According to the findings of a recent study, basophils in chronic urticaria demonstrate an increased ability to migrate to the skin, which is amplified by immunoglobulin E (IgE)-mediated stimulation. The objective of the study was to characterize the ability of basophils in chronic urticaria to migrate to specific skin locations, evaluate the receptor profile associated with these basophils, and examine the impact of Omalizumab treatment on these factors.

Flow cytometry was utilized to examine unstimulated and activated basophils from 11 chronic urticaria patients undergoing Omalizumab treatment and 10 healthy individuals. The study focused on evaluating the expression of various receptors in these basophils upon stimulation with anti-IgE, formyl-methionyl-leucyl-phenylalanine (fMLP), C5a, and Substance P. In chronic urticaria patients, unstimulated basophils displayed elevated levels of skin-associated receptor CCR8 and scavenger receptor CCX-CKR, along with decreased expression of the lung-associated receptor CCR3, in comparison to healthy subjects.

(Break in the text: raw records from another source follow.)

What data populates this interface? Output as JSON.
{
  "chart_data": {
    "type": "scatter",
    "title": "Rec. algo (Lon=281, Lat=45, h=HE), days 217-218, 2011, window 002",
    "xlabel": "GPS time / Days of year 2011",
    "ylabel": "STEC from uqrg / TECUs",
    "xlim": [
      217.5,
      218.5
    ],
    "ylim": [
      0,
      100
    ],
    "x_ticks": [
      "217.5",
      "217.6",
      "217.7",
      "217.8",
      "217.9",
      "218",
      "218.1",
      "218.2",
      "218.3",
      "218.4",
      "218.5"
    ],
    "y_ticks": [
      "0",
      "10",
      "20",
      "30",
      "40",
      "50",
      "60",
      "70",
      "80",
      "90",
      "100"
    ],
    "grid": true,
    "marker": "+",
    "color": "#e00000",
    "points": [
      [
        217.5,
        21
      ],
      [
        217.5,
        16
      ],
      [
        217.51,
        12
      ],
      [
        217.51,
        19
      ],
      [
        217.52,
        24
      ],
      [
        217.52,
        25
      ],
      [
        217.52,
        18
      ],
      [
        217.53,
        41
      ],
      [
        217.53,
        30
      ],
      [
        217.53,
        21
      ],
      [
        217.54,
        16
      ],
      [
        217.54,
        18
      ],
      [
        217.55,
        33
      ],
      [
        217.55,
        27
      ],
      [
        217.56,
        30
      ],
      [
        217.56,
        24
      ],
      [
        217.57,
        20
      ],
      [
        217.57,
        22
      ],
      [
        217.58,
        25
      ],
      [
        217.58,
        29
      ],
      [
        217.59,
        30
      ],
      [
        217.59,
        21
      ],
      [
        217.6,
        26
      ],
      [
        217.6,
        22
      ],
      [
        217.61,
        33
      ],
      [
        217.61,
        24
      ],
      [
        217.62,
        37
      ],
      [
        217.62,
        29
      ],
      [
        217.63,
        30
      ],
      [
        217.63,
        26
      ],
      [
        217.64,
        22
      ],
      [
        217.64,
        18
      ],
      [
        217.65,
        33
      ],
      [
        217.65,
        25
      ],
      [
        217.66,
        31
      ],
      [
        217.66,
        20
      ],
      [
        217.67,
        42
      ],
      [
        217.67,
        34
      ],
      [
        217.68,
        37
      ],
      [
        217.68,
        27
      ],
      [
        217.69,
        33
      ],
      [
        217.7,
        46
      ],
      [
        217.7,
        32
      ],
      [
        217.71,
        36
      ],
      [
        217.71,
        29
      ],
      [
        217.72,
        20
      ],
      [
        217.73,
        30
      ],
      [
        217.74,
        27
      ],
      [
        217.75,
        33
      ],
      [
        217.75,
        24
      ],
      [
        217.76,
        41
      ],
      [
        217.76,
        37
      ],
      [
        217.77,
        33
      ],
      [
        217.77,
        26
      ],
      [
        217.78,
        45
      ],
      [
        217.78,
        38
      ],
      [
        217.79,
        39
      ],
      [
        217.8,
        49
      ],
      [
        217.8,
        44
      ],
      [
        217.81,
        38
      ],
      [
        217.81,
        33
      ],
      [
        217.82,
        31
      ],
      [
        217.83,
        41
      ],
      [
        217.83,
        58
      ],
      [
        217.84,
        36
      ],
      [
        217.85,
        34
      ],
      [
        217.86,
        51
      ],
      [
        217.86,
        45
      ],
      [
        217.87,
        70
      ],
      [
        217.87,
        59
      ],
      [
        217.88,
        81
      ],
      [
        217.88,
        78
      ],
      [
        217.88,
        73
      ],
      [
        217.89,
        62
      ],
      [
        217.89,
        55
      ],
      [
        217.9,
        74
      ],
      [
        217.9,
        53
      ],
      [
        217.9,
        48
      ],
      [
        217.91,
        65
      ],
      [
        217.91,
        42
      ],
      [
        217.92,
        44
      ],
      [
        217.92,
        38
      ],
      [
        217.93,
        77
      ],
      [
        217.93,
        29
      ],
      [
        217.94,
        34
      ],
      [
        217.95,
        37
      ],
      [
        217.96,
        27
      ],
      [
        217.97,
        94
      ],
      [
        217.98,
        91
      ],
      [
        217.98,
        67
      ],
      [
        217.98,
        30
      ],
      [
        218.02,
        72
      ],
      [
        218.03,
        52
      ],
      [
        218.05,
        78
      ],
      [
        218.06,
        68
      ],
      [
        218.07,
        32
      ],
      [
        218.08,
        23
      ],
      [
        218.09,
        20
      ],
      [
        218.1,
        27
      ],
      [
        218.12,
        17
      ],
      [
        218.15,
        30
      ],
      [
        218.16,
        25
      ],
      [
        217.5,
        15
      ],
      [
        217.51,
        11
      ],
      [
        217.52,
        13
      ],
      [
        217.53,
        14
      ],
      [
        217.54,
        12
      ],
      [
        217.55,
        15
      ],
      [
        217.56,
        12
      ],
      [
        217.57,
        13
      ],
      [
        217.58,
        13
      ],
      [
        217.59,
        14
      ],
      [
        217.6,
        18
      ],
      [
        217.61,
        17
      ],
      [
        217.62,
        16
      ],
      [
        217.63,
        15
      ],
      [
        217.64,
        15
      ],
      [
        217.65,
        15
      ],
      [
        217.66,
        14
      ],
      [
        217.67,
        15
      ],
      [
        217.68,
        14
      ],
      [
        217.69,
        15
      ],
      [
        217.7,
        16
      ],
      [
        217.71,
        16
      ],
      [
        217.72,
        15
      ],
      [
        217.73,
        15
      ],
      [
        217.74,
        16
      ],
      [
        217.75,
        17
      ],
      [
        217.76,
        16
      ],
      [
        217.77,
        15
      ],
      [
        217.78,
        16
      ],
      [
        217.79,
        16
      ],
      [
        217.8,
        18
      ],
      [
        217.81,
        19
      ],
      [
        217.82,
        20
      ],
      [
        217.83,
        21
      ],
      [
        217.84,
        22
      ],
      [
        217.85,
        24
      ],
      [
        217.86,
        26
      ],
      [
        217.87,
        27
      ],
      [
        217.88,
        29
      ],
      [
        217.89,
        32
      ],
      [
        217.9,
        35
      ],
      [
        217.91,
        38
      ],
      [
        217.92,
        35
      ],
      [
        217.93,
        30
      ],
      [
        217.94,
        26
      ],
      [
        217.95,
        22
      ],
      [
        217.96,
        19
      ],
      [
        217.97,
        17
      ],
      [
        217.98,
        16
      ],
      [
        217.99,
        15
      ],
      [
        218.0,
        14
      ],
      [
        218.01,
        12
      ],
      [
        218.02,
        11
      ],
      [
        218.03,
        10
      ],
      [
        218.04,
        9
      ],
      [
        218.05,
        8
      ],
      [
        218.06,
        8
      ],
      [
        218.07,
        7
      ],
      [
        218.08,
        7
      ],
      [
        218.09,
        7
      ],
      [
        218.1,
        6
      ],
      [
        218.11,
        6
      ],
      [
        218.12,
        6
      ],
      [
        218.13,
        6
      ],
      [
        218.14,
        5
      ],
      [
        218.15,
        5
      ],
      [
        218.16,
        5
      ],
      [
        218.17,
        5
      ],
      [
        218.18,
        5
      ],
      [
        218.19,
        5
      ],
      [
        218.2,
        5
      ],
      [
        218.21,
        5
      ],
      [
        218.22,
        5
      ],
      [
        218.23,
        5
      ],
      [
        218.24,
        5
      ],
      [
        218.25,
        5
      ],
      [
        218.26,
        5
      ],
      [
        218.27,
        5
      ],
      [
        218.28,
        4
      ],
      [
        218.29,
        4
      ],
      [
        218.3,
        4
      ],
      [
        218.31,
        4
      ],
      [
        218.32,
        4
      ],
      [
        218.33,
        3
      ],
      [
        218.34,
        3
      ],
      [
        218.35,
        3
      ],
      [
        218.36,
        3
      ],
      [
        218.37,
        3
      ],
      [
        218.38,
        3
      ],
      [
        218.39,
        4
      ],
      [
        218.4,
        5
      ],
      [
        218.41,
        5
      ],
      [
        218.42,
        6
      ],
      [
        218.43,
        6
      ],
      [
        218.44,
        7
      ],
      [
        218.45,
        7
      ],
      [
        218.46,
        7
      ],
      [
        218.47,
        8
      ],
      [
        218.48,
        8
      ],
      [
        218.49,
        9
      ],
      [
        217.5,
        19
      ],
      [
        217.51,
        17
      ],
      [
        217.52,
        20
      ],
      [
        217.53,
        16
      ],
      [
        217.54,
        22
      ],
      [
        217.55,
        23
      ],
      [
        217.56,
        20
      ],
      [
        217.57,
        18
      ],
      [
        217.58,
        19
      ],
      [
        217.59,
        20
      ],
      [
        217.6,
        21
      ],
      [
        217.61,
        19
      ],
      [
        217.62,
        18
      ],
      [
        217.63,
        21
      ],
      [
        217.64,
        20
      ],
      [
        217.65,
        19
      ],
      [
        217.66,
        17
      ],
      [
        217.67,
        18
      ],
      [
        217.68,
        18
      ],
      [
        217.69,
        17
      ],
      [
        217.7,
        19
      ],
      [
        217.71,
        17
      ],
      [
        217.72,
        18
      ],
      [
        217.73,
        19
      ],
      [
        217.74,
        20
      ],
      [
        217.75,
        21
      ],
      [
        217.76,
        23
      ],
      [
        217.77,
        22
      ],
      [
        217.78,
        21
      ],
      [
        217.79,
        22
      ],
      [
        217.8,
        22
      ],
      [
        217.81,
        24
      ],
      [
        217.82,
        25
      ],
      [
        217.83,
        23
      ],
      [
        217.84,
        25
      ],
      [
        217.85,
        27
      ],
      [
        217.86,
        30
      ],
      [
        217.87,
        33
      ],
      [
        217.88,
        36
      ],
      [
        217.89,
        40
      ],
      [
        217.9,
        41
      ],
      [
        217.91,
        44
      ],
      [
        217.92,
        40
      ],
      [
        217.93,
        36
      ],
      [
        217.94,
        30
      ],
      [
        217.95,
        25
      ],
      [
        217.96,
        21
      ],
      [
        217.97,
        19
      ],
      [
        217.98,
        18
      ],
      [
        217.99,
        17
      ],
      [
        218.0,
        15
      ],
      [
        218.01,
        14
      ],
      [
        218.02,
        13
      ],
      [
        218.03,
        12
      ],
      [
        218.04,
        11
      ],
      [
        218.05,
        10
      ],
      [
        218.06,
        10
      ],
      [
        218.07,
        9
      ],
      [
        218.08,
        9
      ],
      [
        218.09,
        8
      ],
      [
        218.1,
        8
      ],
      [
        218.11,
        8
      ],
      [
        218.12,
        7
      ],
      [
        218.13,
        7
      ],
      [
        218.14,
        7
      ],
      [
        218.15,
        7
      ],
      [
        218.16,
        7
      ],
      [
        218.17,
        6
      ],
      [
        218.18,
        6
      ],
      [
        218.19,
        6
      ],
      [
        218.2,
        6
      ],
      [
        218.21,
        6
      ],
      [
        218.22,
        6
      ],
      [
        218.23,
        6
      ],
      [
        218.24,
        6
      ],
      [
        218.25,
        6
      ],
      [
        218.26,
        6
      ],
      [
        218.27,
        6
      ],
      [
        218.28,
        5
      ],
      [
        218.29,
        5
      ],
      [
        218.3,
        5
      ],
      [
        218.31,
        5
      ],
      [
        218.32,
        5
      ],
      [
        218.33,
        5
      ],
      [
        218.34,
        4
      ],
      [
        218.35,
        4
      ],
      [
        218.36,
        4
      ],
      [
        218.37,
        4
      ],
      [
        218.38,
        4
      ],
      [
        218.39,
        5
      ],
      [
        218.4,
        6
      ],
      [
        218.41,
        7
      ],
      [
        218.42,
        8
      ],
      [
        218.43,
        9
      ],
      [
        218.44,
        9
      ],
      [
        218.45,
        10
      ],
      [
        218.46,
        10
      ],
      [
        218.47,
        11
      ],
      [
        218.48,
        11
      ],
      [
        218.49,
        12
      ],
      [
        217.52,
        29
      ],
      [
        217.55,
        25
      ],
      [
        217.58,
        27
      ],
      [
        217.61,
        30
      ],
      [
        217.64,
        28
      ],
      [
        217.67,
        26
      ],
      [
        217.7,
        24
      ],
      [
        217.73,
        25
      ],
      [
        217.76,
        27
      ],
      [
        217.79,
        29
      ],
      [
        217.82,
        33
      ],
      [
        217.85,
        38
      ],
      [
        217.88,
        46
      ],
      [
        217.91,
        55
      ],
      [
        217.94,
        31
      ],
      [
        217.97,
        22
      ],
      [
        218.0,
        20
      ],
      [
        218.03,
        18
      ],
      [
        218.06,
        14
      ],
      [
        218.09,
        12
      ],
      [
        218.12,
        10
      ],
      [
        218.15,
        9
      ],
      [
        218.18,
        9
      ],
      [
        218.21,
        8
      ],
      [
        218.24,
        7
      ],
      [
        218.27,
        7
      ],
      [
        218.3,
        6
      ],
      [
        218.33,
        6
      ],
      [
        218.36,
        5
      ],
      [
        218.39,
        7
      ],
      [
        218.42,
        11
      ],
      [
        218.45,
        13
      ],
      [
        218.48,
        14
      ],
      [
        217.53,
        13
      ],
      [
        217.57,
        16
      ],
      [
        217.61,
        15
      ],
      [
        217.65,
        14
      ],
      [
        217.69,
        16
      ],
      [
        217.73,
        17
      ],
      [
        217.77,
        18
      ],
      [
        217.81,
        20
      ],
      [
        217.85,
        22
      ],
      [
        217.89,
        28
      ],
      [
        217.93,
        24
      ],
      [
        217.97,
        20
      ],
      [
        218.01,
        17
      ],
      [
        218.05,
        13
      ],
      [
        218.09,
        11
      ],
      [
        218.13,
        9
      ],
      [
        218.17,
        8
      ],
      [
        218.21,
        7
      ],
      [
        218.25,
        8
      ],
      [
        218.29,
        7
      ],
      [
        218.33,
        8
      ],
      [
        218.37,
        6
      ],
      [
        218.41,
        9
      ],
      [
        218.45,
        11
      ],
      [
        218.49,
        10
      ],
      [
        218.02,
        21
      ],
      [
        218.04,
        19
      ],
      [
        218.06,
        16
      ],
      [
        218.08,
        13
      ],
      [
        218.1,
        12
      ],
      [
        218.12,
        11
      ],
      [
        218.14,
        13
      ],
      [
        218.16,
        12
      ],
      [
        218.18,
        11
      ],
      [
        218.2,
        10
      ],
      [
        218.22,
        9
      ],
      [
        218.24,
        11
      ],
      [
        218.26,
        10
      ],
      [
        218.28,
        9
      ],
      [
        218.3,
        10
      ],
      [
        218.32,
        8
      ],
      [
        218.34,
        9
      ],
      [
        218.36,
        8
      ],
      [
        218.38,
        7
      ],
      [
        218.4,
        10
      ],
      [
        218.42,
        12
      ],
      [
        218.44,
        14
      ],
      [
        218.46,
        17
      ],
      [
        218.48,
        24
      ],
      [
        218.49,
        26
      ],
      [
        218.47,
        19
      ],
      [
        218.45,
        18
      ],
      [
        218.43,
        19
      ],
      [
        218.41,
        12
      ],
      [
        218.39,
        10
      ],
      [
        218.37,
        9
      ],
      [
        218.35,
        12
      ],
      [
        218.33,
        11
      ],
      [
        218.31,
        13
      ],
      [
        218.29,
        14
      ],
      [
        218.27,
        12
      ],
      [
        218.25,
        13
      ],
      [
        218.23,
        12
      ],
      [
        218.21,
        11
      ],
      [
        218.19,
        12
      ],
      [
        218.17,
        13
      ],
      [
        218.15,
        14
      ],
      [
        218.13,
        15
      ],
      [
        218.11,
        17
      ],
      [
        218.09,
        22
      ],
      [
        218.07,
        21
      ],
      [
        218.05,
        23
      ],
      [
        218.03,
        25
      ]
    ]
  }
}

IgE-mediated activation further heightened percentage of CCX-CKR and CCR8 receptors in chronic urticaria volunteers contrasted to healthy group. Additionally, it led to increased expression of lung-associated chemokine receptor XCR1 in both chronic urticaria patients and healthy subjects. Basophils in chronic urticaria displayed an increased expression of the coagulation cascade receptor (CD87) and the fMLP receptor (FPR1), indicating an augmented response. Conversely, there was a tendency towards reduced expression of the immunotolerance receptor (CD109) and the itch receptor (IL-31RA) on chronic urticaria basophils.

Stimulation with C5a and fMLP resulted in enhanced expression of CCX-CKR, CCR8, CCR4, and CD87, while reducing the expression of CCR3 and CCR2. However, no discernable differences were witnessed between chronic urticaria and healthy groups in these changes. Hence, basophils in chronic urticaria demonstrate an increased potential to migrate to the skin, which is further amplified by IgE-mediated stimulation.